The Pitfalls are severe:
- Deprivation of Capital / Gift with Reservation of Benefit (GWR): This is the most critical rule. If the parent continues to live in the property after gifting a share without paying the child a full market rent for their share of the property, the gift is ineffective for IHT. The entire value of the property (less the share already owned by the child) remains in the parent’s estate after all. The discount is lost. Paying market rent to the child can mitigate GWR, but this has Income Tax implications for the child and may be commercially unviable.
- Stamp Duty Land Tax (SDLT): The child may have to pay SDLT on the market value of the share they are receiving if the property is above the SDLT threshold and there is an existing mortgage.
- Capital Gains Tax (CGT): The parent is deemed to have disposed of a share at market value, potentially triggering a CGT liability if the property is not their main residence for the entire period of ownership.
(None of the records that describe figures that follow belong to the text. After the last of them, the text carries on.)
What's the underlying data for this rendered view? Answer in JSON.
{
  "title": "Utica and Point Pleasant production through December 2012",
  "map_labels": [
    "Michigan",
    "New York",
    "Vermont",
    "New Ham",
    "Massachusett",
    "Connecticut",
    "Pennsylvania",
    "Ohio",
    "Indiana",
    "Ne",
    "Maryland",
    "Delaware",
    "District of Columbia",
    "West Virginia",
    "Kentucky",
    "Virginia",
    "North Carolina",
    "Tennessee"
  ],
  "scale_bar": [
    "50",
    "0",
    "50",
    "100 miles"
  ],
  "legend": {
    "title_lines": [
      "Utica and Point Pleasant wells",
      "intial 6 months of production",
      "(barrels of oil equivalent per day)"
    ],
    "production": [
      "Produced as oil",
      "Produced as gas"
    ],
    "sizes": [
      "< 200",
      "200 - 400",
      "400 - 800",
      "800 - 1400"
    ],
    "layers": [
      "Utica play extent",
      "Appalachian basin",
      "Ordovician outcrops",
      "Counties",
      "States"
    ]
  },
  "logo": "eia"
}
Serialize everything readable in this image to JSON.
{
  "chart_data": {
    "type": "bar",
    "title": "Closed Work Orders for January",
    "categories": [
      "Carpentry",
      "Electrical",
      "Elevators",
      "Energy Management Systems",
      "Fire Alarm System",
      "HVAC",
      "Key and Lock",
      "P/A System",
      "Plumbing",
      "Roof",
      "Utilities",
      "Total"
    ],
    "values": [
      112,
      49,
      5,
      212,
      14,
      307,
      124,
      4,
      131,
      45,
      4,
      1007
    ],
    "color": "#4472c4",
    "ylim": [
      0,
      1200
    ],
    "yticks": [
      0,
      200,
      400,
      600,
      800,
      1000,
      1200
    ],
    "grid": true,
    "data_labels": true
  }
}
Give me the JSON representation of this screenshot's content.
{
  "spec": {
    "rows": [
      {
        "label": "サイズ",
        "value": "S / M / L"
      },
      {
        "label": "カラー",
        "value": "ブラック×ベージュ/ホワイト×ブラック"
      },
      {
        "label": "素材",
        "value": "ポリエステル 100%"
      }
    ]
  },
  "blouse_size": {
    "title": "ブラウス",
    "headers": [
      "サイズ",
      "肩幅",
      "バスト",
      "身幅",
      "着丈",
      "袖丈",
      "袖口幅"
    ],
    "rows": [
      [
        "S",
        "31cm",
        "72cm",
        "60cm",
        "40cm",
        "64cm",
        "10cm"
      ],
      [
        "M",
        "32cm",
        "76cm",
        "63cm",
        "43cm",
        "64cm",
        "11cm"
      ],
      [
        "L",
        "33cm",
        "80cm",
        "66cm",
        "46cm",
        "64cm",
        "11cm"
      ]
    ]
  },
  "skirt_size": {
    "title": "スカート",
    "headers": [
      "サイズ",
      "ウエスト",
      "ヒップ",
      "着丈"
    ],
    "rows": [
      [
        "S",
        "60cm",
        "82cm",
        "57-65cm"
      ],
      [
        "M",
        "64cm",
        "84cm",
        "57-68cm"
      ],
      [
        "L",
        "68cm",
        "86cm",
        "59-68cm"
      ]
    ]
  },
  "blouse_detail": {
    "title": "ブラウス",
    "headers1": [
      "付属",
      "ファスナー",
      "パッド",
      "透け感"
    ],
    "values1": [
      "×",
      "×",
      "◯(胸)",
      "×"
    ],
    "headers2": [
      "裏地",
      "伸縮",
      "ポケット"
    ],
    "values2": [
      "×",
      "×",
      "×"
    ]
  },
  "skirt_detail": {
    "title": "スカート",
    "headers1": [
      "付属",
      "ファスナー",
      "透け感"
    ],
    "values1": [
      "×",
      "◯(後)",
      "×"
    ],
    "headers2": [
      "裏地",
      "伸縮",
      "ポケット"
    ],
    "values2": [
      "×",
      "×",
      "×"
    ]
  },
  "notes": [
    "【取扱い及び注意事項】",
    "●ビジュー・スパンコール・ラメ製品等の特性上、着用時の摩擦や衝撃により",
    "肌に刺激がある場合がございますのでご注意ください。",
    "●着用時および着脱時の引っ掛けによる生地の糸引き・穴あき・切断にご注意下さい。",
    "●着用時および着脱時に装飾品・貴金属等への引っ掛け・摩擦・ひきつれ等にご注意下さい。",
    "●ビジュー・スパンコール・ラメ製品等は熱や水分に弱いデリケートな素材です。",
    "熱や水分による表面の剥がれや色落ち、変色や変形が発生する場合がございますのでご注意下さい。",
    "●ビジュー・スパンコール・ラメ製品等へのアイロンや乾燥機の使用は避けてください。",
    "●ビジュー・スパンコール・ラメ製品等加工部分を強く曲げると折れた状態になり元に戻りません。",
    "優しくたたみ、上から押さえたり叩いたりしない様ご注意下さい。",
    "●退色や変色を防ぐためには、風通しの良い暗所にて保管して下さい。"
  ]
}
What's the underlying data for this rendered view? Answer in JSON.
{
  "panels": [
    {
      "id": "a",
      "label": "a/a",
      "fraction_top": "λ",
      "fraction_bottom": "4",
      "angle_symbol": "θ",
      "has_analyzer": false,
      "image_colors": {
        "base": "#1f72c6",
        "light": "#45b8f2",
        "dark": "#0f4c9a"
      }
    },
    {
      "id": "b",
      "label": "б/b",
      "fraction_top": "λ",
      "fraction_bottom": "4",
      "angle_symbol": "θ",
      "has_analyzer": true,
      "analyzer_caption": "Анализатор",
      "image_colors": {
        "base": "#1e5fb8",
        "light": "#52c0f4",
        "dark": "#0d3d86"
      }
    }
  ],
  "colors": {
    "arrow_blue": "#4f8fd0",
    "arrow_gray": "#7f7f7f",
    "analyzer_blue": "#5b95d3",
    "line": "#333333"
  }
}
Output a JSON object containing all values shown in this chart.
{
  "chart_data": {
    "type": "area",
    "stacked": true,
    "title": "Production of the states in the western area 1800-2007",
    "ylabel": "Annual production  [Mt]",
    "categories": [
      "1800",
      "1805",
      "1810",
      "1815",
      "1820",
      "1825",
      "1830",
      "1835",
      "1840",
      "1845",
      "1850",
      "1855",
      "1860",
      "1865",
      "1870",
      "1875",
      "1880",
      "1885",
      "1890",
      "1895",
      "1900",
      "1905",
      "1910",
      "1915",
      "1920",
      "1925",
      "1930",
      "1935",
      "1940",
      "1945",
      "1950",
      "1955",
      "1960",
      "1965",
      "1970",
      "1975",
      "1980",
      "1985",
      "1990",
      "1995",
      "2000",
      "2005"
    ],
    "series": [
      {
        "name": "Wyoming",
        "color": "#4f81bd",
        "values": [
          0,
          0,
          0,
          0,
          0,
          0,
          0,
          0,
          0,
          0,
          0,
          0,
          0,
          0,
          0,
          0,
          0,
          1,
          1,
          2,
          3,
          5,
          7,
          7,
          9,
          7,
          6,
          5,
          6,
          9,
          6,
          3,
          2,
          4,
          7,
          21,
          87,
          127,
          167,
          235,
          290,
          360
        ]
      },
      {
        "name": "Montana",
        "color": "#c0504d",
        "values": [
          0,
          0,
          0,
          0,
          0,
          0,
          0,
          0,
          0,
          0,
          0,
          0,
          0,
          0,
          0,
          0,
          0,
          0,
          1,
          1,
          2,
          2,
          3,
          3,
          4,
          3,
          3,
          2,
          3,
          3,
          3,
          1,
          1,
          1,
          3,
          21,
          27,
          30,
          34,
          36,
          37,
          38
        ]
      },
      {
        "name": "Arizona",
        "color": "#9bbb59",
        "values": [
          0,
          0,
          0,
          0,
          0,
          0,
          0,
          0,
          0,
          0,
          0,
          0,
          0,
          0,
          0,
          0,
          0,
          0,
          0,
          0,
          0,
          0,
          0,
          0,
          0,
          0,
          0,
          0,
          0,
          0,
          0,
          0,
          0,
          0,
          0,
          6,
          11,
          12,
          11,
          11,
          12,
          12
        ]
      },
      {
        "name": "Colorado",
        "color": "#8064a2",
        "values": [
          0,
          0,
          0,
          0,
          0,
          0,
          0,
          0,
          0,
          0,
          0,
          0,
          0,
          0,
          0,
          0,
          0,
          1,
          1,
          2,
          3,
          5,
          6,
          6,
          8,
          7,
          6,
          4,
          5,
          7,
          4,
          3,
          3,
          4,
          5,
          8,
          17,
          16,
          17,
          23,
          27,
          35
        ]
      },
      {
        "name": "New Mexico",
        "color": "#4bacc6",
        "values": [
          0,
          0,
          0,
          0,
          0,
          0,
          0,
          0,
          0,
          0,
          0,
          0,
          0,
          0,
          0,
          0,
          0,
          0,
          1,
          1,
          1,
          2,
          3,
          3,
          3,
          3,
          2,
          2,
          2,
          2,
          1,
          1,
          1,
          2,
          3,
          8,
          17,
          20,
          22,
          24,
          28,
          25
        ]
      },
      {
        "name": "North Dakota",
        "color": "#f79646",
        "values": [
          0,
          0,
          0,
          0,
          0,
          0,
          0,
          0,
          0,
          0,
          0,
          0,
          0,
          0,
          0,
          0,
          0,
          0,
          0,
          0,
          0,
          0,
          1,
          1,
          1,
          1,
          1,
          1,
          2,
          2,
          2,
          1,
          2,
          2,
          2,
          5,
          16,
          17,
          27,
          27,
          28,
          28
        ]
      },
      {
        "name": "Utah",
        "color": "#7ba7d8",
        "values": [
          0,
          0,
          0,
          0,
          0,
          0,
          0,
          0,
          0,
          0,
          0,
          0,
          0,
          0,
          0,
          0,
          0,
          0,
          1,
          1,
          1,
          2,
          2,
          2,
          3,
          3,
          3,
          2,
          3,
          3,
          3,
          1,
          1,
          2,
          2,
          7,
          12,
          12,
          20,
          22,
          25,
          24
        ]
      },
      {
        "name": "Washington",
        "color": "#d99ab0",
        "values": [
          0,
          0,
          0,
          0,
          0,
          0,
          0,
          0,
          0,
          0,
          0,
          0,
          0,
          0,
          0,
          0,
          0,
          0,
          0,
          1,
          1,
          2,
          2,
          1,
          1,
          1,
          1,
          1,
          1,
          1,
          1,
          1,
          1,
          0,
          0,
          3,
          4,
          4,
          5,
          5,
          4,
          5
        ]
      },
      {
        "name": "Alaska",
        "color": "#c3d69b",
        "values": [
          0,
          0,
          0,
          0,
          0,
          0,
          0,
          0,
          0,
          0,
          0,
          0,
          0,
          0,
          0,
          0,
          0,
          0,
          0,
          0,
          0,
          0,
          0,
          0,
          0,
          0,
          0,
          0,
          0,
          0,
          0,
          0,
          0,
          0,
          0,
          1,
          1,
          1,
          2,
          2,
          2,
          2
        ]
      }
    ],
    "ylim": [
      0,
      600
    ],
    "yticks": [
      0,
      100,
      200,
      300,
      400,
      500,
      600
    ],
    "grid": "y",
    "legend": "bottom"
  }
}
Principal Private Residence Relief may not cover the entire gain on a partial gift.
- Loss of Control and Family Dispute: The parent gives up absolute control over their home. The child could force a sale of the property through the courts, or their share could be seized by creditors if they face bankruptcy or divorce.
Practical Steps and Professional Advice
The interaction of joint property ownership and IHT is a complex legal and tax minefield. The “10-15% discount” is a useful concept but should not be seen as a simple DIY tax-saving tool.
- Seek Specialised Advice: Always consult with a solicitor specialising in property law and a financial advisor or accountant specialising in IHT before changing the deeds to your property. The costs of getting it wrong far exceed the professional fees.
- Document Everything: If you proceed with a gift of a share and intend to pay rent to avoid GWR, ensure a formal legal agreement is drawn up and market rent is actually paid.
- Consider Alternatives: Often, simpler and safer IHT planning strategies exist, such as:
- Making Use of Exemptions: Using your annual \pounds 3{,}000 gift exemption and normal expenditure out of income exemption.
- Life Insurance: Taking out a whole-of-life policy written in an appropriate trust to provide a tax-free lump sum to cover any future IHT liability.
- Wills: Ensuring your will is optimally structured to make use of both NRBs and RNRBs.
Conclusion
The valuation discount for a minority share in a property is a well-established principle in UK inheritance tax law. For a 50% share held as a tenant in common, a discount of 10-15% is a standard benchmark that can legitimately reduce an IHT bill. However, this discount is not automatically applied to all joint ownership situations, particularly not to joint tenancies between spouses where the asset passes tax-free regardless.
Attempting to engineer ownership structures specifically to exploit this discount is a high-risk strategy fraught with tax traps, most notably the Gift with Reservation rules. It should never be undertaken without comprehensive, cross-disciplinary professional advice. For most individuals, the safest and most effective IHT planning remains the full utilisation of spouse exemptions and nil-rate bands through careful will drafting, rather than complex and risky rearrangements of property ownership.